Natalità al minimo storico, Rosina:«Nel 2050 l’italiano medio avrà 75 anni, investiamo sulle donne»

Gli ultimi indicatori demografici pubblicati dall’Istat non sorprendono affatto Alessandro Rosina, professore ordinario di Demografia e Statistica sociale all’Università Cattolica di Milano. Da anni lui e il demografo dell’Università di Bologna Roberto Impicciatore riflettono sul problema dell’invecchiamento della popolazione e della bassa fecondità, e ne discutono a lungo anche nel saggio Storia demografica d’Italia, uscito nel 2022 per Carocci.

Lo scorso anno in Italia i decessi sono stati 713 mila, le nascite invece risultano al minimo storico: il numero di bambini e bambine nati nel 2022 è inferiore a 400 mila unità (sono 393 mila). Non succedeva dall’Unità d’Italia. Secondo Rosina, l’Italia non si è preparata per tempo, al contrario della Francia e della Svezia che portano invece avanti «politiche familiari solide in grado di mantenere nei due Paesi la fecondità intorno a 1,8 e 1,9».

Il nostro inverno demografico rischia di diventare «irreversibile». L’Italia, ricorda, supera il punto di non ritorno nel 2014 quando la popolazione smette di crescere. Dalla metà degli anni ‘80 la fecondità è in calo. Ora resta ferma a 1,24 figli per donna. Per ottenere un equilibrio generazionale, spiega il professore, il numero dei bambini dovrebbe essere almeno uguale a quello dei genitori. Eppure i numeri continuano a diminuire progressivamente e «da qui in avanti sarà sempre peggio».

«Per invertire la tendenza e quindi diminuire gli squilibri tra generazioni, bisogna aumentare le nascite. Si tratta di una condizione necessaria ma non sufficiente, oggi i benefici immediati possono arrivare dall’immigrazione», dice. La sua previsione per il futuro resta pessimistica: «Nel 2050 il baricentro della popolazione più numerosa si sposterà. L’italiano medio non avrà più 55 anni, ma 75. Se non attiviamo politiche per far restare i giovani, le nascite caleranno ancora e sarà un problema anche garantire le pensioni».

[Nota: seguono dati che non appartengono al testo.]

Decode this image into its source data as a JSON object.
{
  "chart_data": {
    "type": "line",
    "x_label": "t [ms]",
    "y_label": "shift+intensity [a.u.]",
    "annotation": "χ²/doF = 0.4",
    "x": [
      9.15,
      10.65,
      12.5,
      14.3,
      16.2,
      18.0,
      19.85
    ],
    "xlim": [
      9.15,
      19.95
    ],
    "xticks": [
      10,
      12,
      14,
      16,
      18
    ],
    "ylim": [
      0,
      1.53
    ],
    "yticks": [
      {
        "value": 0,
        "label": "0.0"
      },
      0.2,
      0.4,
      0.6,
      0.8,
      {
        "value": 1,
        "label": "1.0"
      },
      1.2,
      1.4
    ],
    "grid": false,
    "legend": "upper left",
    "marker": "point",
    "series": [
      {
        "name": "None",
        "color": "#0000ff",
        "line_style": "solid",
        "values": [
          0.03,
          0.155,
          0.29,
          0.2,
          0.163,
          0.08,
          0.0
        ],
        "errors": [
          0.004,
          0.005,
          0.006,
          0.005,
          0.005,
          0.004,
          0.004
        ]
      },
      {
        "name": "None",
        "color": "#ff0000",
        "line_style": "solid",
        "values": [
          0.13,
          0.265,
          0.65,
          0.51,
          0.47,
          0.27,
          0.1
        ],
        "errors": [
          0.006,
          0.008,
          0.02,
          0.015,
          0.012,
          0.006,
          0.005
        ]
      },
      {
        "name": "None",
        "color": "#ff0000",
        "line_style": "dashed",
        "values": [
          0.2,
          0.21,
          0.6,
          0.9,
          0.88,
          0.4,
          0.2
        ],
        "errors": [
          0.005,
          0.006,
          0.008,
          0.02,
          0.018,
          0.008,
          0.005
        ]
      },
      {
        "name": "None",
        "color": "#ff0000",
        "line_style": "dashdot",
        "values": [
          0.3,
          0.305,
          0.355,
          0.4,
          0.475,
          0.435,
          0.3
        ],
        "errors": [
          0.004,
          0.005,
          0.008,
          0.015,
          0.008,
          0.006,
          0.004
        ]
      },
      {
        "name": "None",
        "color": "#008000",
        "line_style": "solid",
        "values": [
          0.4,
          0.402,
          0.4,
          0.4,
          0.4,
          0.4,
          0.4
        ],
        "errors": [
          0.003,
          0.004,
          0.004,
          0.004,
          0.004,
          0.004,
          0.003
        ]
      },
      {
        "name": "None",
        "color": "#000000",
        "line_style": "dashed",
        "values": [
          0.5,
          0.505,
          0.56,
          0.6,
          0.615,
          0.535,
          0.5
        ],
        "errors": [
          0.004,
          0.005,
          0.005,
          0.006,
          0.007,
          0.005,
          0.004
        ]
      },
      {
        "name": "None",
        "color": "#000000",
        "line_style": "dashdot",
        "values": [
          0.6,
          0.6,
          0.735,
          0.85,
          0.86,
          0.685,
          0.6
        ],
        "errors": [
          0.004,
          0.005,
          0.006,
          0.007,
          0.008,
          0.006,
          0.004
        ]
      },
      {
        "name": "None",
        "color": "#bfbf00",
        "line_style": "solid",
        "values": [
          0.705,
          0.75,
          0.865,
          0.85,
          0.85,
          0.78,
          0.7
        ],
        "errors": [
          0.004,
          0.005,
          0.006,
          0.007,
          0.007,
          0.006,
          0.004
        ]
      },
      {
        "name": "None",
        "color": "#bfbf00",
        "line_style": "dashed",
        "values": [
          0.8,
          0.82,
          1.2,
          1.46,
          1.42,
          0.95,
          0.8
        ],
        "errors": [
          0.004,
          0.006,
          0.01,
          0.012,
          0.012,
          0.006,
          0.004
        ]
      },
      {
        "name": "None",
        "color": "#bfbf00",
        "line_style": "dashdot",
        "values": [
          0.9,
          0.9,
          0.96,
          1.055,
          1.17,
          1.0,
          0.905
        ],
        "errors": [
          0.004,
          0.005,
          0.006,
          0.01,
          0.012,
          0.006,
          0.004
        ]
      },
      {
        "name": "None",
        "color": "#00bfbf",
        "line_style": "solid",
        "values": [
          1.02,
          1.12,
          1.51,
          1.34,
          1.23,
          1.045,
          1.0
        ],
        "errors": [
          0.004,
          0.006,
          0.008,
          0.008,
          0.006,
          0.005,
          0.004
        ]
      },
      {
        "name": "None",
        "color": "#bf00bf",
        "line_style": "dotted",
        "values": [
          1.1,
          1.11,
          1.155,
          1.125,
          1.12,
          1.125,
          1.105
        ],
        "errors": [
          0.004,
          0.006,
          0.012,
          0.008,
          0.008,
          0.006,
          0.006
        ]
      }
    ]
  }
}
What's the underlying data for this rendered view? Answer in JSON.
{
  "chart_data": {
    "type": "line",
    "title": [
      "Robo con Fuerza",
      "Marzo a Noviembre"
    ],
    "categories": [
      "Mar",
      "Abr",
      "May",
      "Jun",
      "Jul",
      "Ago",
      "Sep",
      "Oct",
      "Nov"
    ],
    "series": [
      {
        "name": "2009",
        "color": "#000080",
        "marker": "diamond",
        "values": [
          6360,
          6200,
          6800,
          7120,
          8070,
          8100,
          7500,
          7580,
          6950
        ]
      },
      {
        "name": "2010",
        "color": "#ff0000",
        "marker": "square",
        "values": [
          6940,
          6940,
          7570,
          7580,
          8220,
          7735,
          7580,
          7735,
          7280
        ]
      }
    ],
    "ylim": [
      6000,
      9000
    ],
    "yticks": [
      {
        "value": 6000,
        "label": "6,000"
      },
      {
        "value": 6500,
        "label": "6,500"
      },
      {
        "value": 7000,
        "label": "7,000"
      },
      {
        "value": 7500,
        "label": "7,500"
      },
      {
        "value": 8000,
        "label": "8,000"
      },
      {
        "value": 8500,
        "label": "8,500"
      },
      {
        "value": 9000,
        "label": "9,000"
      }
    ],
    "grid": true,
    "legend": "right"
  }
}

Nel 2008, lo stesso Rosina conia un nuovo termine per indicare la perdita della forza lavoro portata avanti dalla gioventù: «Degiovanimento». Treccani lo definisce «la progressiva penuria di giovani». Il potenziale dei ragazzi e delle ragazze che il Paese rischia di non valorizzare riguarda sia i cervelli in fuga all’estero, sia i neet (under 35 che non lavorano, non studiano e non frequentano corsi di formazione) che in Italia superano i tre milioni.